There are up to 14 criminal gangs operating in Irish prisons which are putting “huge pressure” on resources, according to the head of the Irish Prison Service (IPS).
IPS director general Michael Donnellan said prisons have to operate several separate “regimes” to keep feuding gangs separate. Gang activity inside prison has also led to an increase in prisoners requesting effective solitary confinement for their own safety.
Speaking at the publication of the Irish Prison Service’s annual report, Mr Donnellan said his staff estimated there were “between 12 and 14 major groups in the prison service”.
When asked what proportion of the 3,981 prison population were gang members, Mr Donnellan replied the number was in the hundreds.
Prisoners are asked on committal if they are linked to any criminal groups, but most decline to answer.
Gangs put “huge pressure” on resources, Mr Donnellan said. “Because you are having to separate people. You are having to run several regimes within a prison environment which the Prison Service was technically never set up to do. We have a duty of care to protect every person who comes into prison in Ireland.”
In 2017 there was a reduction in the number of prisoners on 22- or 23-hour lock-up. However, there was a 71 per cent increase in prisoners on “extended lock-up” under which they are locked in their cells for 19 hours or more a day, with limited access to education and services. Of the 514 people on extended lock-up, 177 had just three hours of out-of-cell time.
“Protection numbers have gone up in prison because when people come in to prison they seek protection in our prison environment. There is no doubt that is linked to drugs, it is linked to debts of money that people are owed in the community for these illegal substances,” Mr Donnellan said. “When you have that level of criminality on the streets it is then reflected in the prison environment.”
The Probation Service, which also published its annual report on Monday, said it had also noticed an increase in gang activity. The organisation's director, Vivian Geiran, said it had to work with people who were under threat or who may pose a threat to others.
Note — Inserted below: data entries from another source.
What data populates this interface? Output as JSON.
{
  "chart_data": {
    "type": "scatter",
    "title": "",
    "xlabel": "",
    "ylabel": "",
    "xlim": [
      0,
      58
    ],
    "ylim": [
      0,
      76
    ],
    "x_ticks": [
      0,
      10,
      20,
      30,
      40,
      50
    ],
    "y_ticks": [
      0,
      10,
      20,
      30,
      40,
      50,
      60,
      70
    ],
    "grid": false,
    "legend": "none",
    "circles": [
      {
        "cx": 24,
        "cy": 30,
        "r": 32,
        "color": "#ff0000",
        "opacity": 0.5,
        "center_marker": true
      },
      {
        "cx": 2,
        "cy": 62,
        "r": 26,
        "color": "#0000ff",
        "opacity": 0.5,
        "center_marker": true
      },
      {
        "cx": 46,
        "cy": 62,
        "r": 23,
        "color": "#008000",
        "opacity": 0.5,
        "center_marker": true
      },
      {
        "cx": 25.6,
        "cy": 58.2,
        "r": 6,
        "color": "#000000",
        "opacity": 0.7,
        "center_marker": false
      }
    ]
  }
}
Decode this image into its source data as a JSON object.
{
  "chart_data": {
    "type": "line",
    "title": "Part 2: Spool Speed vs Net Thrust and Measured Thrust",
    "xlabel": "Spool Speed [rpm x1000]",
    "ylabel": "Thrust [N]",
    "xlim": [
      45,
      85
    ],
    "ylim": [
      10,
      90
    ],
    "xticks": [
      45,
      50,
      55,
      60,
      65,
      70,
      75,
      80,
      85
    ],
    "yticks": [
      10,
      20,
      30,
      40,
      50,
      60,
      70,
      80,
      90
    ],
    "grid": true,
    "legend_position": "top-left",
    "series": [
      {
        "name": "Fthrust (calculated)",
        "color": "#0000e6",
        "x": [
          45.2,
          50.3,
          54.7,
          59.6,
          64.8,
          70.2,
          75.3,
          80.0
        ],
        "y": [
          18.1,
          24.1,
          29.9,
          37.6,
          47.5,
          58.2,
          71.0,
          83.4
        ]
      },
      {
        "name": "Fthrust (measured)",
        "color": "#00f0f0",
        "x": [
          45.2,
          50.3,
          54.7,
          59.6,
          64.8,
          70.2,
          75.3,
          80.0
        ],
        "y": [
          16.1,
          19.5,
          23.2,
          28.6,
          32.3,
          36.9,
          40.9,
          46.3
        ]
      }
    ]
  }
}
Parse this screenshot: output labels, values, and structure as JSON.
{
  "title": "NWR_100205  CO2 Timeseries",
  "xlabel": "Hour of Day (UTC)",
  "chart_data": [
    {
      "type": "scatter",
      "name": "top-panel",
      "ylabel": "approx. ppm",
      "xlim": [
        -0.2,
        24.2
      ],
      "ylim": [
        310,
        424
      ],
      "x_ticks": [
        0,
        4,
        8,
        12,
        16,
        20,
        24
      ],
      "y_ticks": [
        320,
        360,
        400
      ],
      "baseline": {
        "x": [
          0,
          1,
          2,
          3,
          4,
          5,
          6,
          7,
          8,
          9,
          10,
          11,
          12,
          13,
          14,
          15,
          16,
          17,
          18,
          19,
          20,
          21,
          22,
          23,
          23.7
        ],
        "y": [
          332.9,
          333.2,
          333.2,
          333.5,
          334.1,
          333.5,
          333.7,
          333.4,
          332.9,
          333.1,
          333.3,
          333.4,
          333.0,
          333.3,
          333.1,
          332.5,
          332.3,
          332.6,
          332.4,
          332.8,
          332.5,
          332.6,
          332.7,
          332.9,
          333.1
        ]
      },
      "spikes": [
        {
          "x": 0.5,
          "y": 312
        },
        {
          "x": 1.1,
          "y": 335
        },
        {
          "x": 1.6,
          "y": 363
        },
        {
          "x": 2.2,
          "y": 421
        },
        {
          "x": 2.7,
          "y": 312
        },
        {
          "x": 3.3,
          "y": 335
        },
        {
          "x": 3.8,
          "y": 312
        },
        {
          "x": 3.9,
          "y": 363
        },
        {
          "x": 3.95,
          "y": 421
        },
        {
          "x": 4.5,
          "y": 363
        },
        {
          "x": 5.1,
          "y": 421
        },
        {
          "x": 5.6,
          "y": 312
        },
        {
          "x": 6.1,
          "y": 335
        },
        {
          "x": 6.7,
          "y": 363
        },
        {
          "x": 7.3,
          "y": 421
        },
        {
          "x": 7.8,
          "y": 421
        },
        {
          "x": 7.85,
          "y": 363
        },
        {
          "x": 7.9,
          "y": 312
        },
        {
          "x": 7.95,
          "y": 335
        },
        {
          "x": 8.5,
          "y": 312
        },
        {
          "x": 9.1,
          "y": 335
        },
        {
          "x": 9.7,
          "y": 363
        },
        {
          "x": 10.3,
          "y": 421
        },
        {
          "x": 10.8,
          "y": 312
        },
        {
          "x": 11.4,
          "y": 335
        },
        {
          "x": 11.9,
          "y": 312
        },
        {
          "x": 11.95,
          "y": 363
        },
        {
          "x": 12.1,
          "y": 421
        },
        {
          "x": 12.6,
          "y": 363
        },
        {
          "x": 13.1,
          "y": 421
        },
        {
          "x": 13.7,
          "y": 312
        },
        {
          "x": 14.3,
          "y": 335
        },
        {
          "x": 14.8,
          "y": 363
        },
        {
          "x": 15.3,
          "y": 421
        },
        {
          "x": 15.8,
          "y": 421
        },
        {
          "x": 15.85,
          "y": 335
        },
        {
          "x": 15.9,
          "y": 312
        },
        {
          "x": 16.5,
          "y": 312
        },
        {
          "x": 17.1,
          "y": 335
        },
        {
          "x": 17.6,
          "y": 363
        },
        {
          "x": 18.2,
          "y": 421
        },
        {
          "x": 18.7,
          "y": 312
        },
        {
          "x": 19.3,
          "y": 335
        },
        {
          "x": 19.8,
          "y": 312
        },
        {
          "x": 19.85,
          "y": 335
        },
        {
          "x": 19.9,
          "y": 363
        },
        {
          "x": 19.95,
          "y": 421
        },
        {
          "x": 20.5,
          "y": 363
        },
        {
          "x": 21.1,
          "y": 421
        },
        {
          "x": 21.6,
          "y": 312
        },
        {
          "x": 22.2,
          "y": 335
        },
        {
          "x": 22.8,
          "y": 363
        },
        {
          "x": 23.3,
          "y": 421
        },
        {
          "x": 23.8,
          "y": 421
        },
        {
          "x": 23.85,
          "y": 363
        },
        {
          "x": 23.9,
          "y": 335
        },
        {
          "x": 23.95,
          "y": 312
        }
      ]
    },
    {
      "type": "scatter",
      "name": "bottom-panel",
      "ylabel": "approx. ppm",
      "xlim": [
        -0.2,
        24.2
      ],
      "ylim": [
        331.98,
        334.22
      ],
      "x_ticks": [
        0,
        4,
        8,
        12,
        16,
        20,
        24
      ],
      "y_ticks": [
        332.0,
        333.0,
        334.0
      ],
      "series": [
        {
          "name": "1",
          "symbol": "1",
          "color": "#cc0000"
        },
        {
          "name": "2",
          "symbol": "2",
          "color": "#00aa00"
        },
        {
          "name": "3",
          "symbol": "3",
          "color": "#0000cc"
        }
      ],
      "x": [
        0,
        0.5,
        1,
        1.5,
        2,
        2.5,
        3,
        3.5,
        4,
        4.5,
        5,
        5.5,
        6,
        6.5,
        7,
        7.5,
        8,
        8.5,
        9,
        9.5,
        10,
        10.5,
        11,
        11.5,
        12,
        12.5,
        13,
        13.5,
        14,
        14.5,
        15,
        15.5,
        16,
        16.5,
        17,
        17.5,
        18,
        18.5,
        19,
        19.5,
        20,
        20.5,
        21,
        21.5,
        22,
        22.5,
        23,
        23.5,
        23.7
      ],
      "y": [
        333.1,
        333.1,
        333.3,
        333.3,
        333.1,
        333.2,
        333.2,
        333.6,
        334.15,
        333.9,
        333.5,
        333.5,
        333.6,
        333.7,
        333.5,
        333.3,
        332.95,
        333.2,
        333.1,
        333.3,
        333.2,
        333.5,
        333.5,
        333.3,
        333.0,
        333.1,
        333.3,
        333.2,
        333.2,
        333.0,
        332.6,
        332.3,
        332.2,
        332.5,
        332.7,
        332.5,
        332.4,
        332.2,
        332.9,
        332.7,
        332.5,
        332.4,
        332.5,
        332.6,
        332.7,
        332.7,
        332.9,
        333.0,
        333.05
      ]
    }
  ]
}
"We would work closely with the Prison Service and the Garda Síochána to identify any risks where they exist. Otherwise we try to provide the same level of service to everybody, but clearly we have to take safety and particularly our own staff's safety into account."
Prison reform group the Jesuit Centre for Faith and Justice said the increase in those on extended lock-up “is an indicator of how dangerous prison is to both prison staff and prisoners. Prison and prisoner safety needs to be a core issue for the next strategic plan.”
Last year several prisons' visiting committees reported their concerns on the impact of criminal gangs on prison life. The Mountjoy committee said up to one in four prisoners were requesting protection, while the Cloverhill committee said gangs and gang violence remained a "serious problem".